Arriva una mail in cui si informa l’utente che il suo account è stato hackerato attraverso un virus che lo ha infettato mentre venivano visitati siti porno. Poi la minaccia: o si versa la somma di denaro richiesta in criptovaluta o altrimenti tutti sapranno del clic sul sito per adulti. Allarme della polizia postale su un invio massiccio e indiscriminato di messaggi di posta elettronica (spamming) a scopo estorsivo, che però avverte: “Nulla di tutto ciò è reale: rappresenta un’invenzione dell’autore del reato, elaborata al solo scopo di gettarci nel panico ed indurci a pagare la somma illecita: è tecnicamente impossibile, infatti, che chiunque, pur se entrato abusivamente nella nostra casella di posta elettronica, abbia potuto, per ciò solo, installare un virus in grado di assumere il controllo del nostro dispositivo, attivando la webcam o rubando i nostri dati”.
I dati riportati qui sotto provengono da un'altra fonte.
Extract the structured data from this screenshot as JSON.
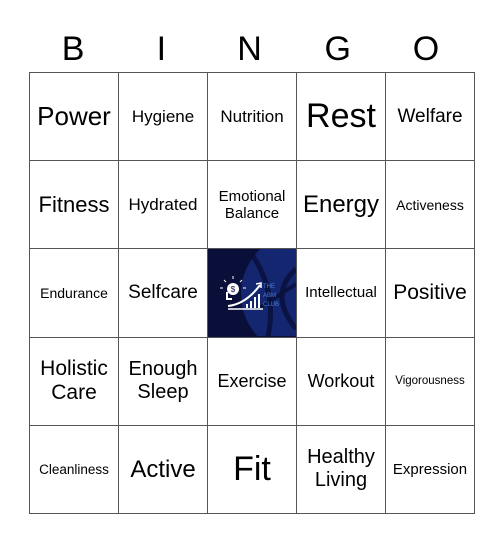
{
  "header": {
    "letters": [
      "B",
      "I",
      "N",
      "G",
      "O"
    ]
  },
  "grid": {
    "rows": [
      [
        "Power",
        "Hygiene",
        "Nutrition",
        "Rest",
        "Welfare"
      ],
      [
        "Fitness",
        "Hydrated",
        "Emotional Balance",
        "Energy",
        "Activeness"
      ],
      [
        "Endurance",
        "Selfcare",
        "",
        "Intellectual",
        "Positive"
      ],
      [
        "Holistic Care",
        "Enough Sleep",
        "Exercise",
        "Workout",
        "Vigorousness"
      ],
      [
        "Cleanliness",
        "Active",
        "Fit",
        "Healthy Living",
        "Expression"
      ]
    ],
    "free_space": {
      "logo_text": [
        "THE",
        "ABM",
        "CLUB"
      ],
      "icon": "head-dollar-growth-chart-icon"
    }
  },
  "colors": {
    "logo_bg": "#0a0f3a",
    "logo_accent": "#4a7fd8",
    "grid_line": "#555555"
  }
}
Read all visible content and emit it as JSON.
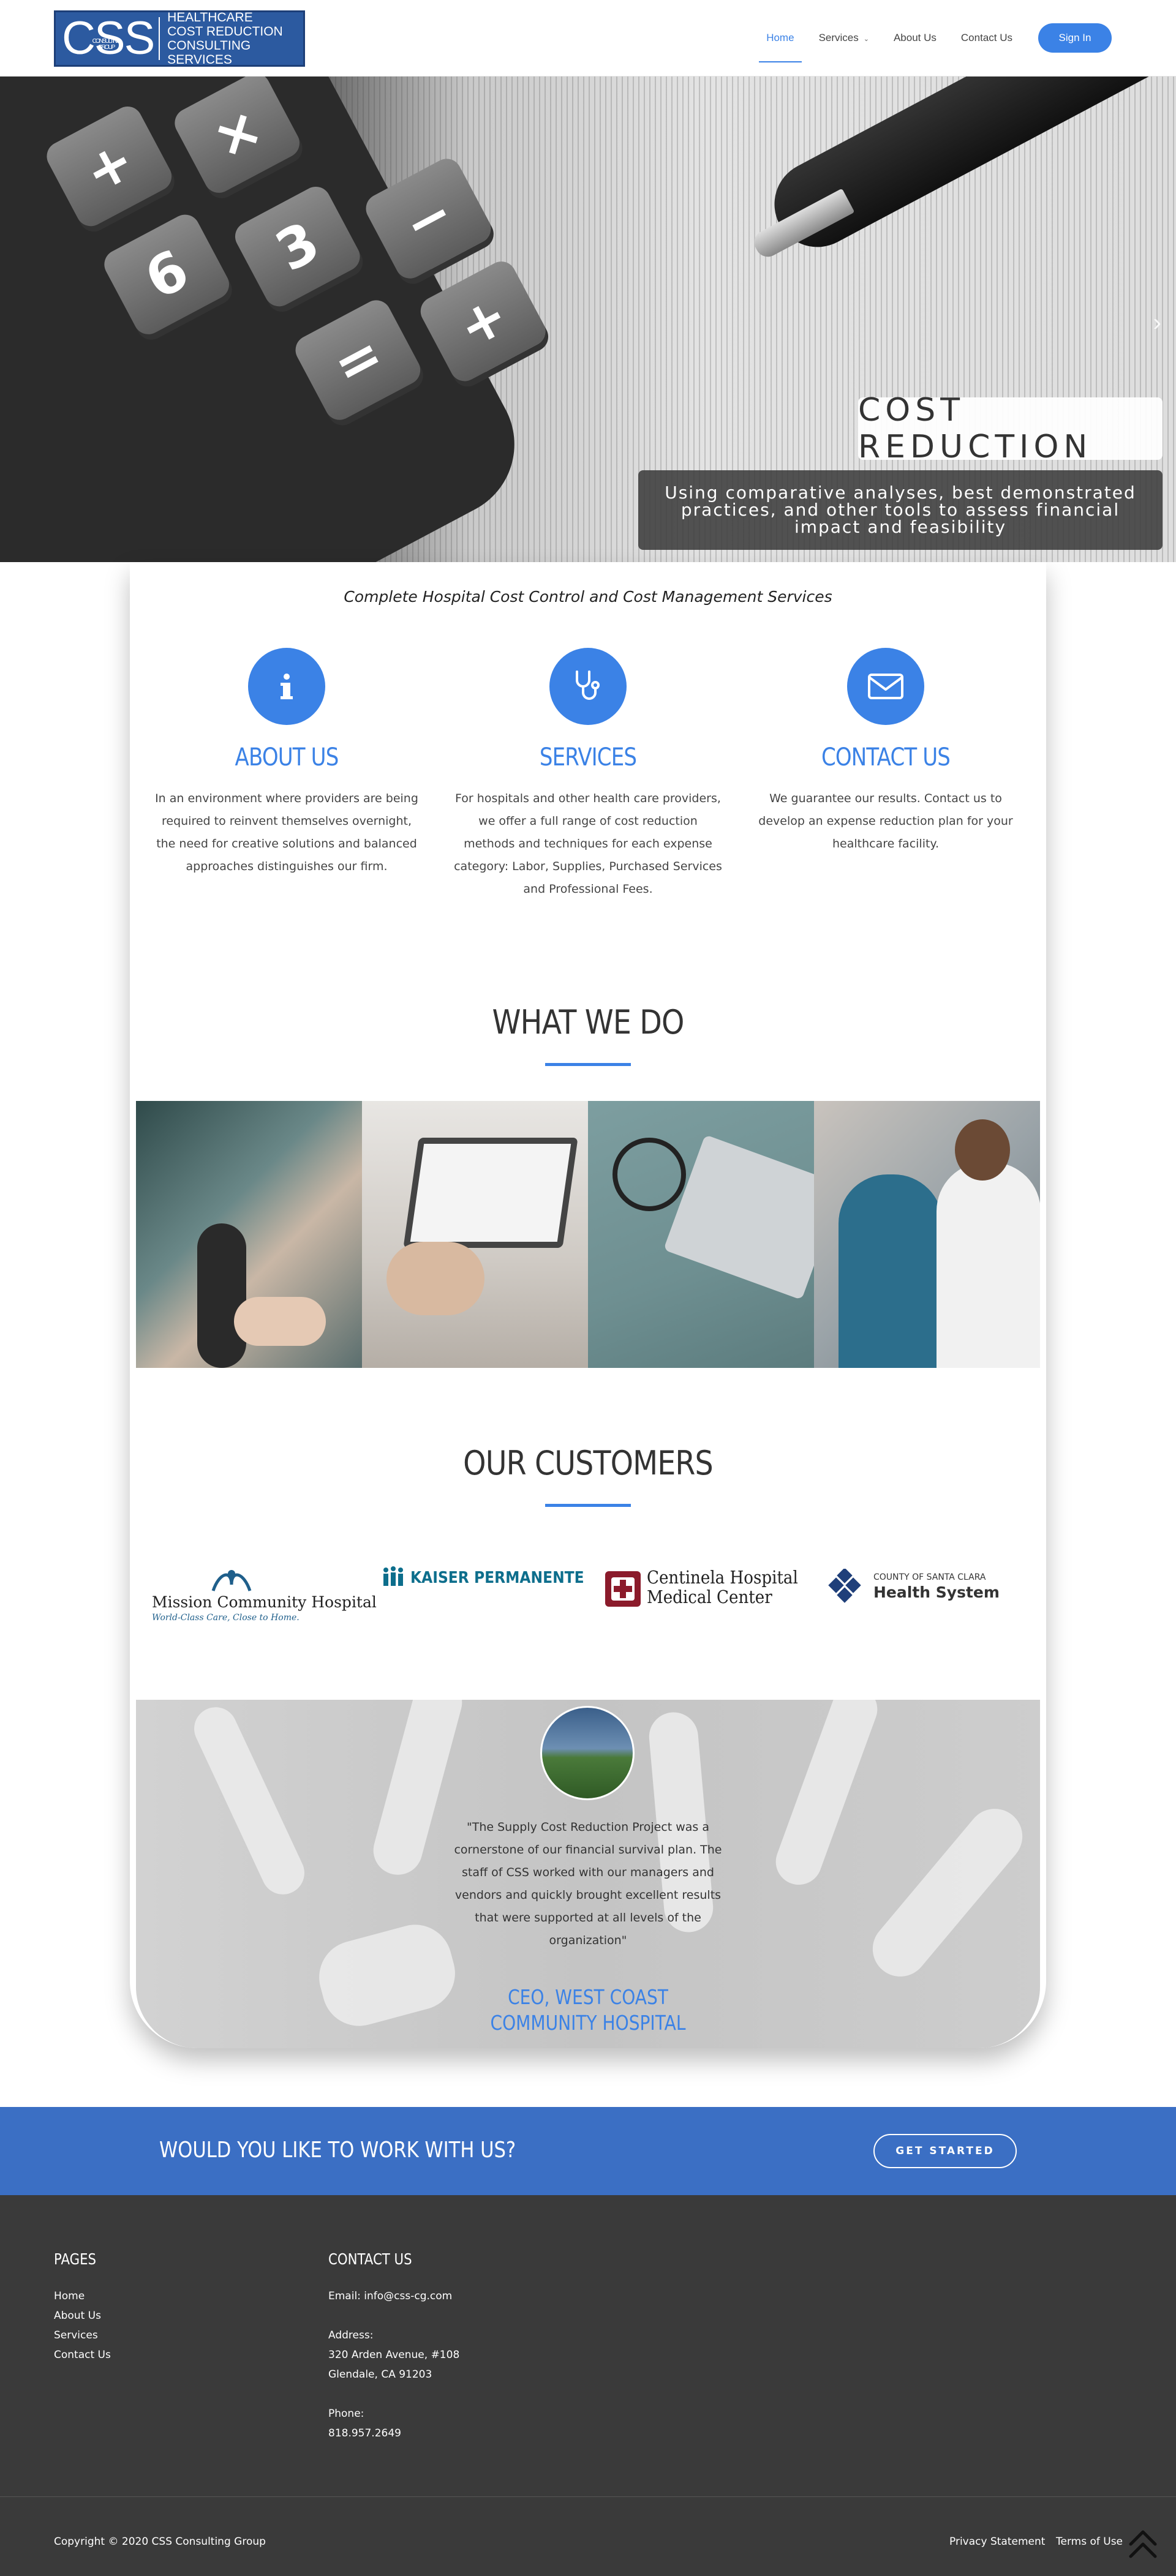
{
  "header": {
    "logo": {
      "big": "CSS",
      "small": "CONSULTING GROUP",
      "lines": [
        "HEALTHCARE",
        "COST REDUCTION",
        "CONSULTING SERVICES"
      ]
    },
    "nav": [
      {
        "label": "Home"
      },
      {
        "label": "Services"
      },
      {
        "label": "About Us"
      },
      {
        "label": "Contact Us"
      }
    ],
    "signin_label": "Sign In"
  },
  "hero": {
    "title": "COST REDUCTION",
    "caption": "Using comparative analyses, best demonstrated practices, and other tools to assess financial impact and feasibility",
    "calc_keys": [
      "+",
      "×",
      "6",
      "3",
      "−",
      "+",
      "="
    ],
    "arrow_icon": "chevron-right-icon"
  },
  "main": {
    "tagline": "Complete Hospital Cost Control and Cost Management Services",
    "features": [
      {
        "icon": "info-icon",
        "title": "ABOUT US",
        "text": "In an environment where providers are being required to reinvent themselves overnight, the need for creative solutions and balanced approaches distinguishes our firm."
      },
      {
        "icon": "stethoscope-icon",
        "title": "SERVICES",
        "text": "For hospitals and other health care providers, we offer a full range of cost reduction methods and techniques for each expense category: Labor, Supplies, Purchased Services and Professional Fees."
      },
      {
        "icon": "envelope-icon",
        "title": "CONTACT US",
        "text": "We guarantee our results. Contact us to develop an expense reduction plan for your healthcare facility."
      }
    ],
    "what_we_do_title": "WHAT WE DO",
    "customers_title": "OUR CUSTOMERS",
    "customers": [
      {
        "name": "Mission Community Hospital",
        "tagline": "World-Class Care, Close to Home."
      },
      {
        "name": "KAISER PERMANENTE"
      },
      {
        "name": "Centinela Hospital",
        "name2": "Medical Center"
      },
      {
        "name": "COUNTY OF SANTA CLARA",
        "name2": "Health System"
      }
    ],
    "testimonial": {
      "quote": "\"The Supply Cost Reduction Project was a cornerstone of our financial survival plan. The staff of CSS worked with our managers and vendors and quickly brought excellent results that were supported at all levels of the organization\"",
      "author": "CEO, WEST COAST COMMUNITY HOSPITAL"
    }
  },
  "cta": {
    "text": "WOULD YOU LIKE TO WORK WITH US?",
    "button": "GET STARTED"
  },
  "footer": {
    "pages_title": "PAGES",
    "pages": [
      "Home",
      "About Us",
      "Services",
      "Contact Us"
    ],
    "contact_title": "CONTACT US",
    "email": "Email: info@css-cg.com",
    "address_label": "Address:",
    "address_line1": "320 Arden Avenue, #108",
    "address_line2": "Glendale, CA 91203",
    "phone_label": "Phone:",
    "phone": "818.957.2649",
    "copyright": "Copyright © 2020 CSS Consulting Group",
    "links": [
      "Privacy Statement",
      "Terms of Use"
    ]
  },
  "colors": {
    "accent": "#3b82e6",
    "cta_band": "#3b6fc4",
    "footer_bg": "#3a3a3a",
    "logo_bg": "#2c5aa0"
  }
}
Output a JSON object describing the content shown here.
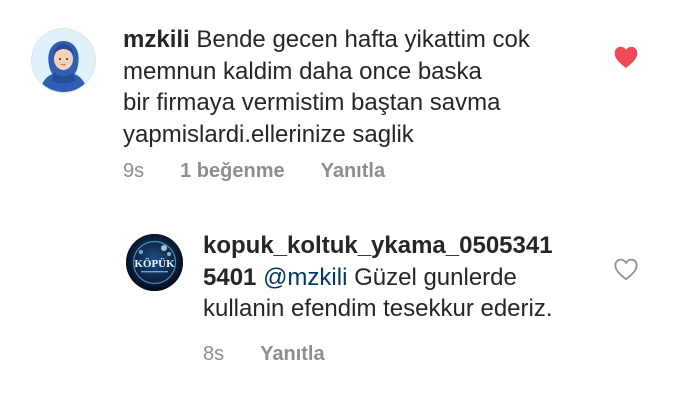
{
  "comments": [
    {
      "username": "mzkili",
      "text": "Bende gecen hafta yikattim cok memnun kaldim daha once baska bir firmaya vermistim baştan savma yapmislardi.ellerinize saglik",
      "lines": [
        "Bende gecen hafta yikattim cok",
        "memnun kaldim daha once baska",
        "bir firmaya vermistim baştan savma",
        "yapmislardi.ellerinize saglik"
      ],
      "time": "9s",
      "likes": "1 beğenme",
      "reply_label": "Yanıtla",
      "liked": true,
      "heart_color": "#ed4956",
      "avatar_icon": "hijab-woman-avatar-icon"
    },
    {
      "username": "kopuk_koltuk_ykama_0505341",
      "username_cont": "5401",
      "mention": "@mzkili",
      "text_after_mention": " Güzel gunlerde",
      "line3": "kullanin efendim tesekkur ederiz.",
      "time": "8s",
      "reply_label": "Yanıtla",
      "liked": false,
      "avatar_logo_text": "KÖPÜK",
      "avatar_icon": "kopuk-logo-avatar-icon"
    }
  ]
}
Quindi gli hacker non sono in possesso di nessun video che ci ritrae in atteggiamenti intimi né, con tutta probabilità, delle password dei profili social da cui ricavare la lista di nostri amici o parenti. E specifica di non pagare nessun riscatto perché dalle esperienze relative a casi precedenti (come #sextortion e #ransomware), anche quando il criminale è effettivamente in possesso di nostri dati informatici, pagare la somma richiesta determina come unico effetto un accanimento nelle richieste estorsive.

Cosa fare quindi se arriva la mail ricattatrice? La polizia consiglia di cambiare la password, impostandone una complessa; non utilizzare mai la stessa per più profili; abilitare meccanismi di autenticazione “forte” ai nostri spazi virtuali, che associno all’inserimento della password l’immissione di un codice di sicurezza ricevuto sul cellulare. E ricordare che l’installazione di virus informatici capaci di assumere il controllo dei nostri dispositivi può avvenire soltanto se i criminali informatici hanno avuto disponibilità materiale dei dispositivi stessi, oppure se siamo stati già loro bersagli di phishing informatico. Quindi mai lasciare i nostri dispositivi incustoditi (e non protetti) e “guardarsi dal cliccare su link o allegati di posta elettronica sospetti”.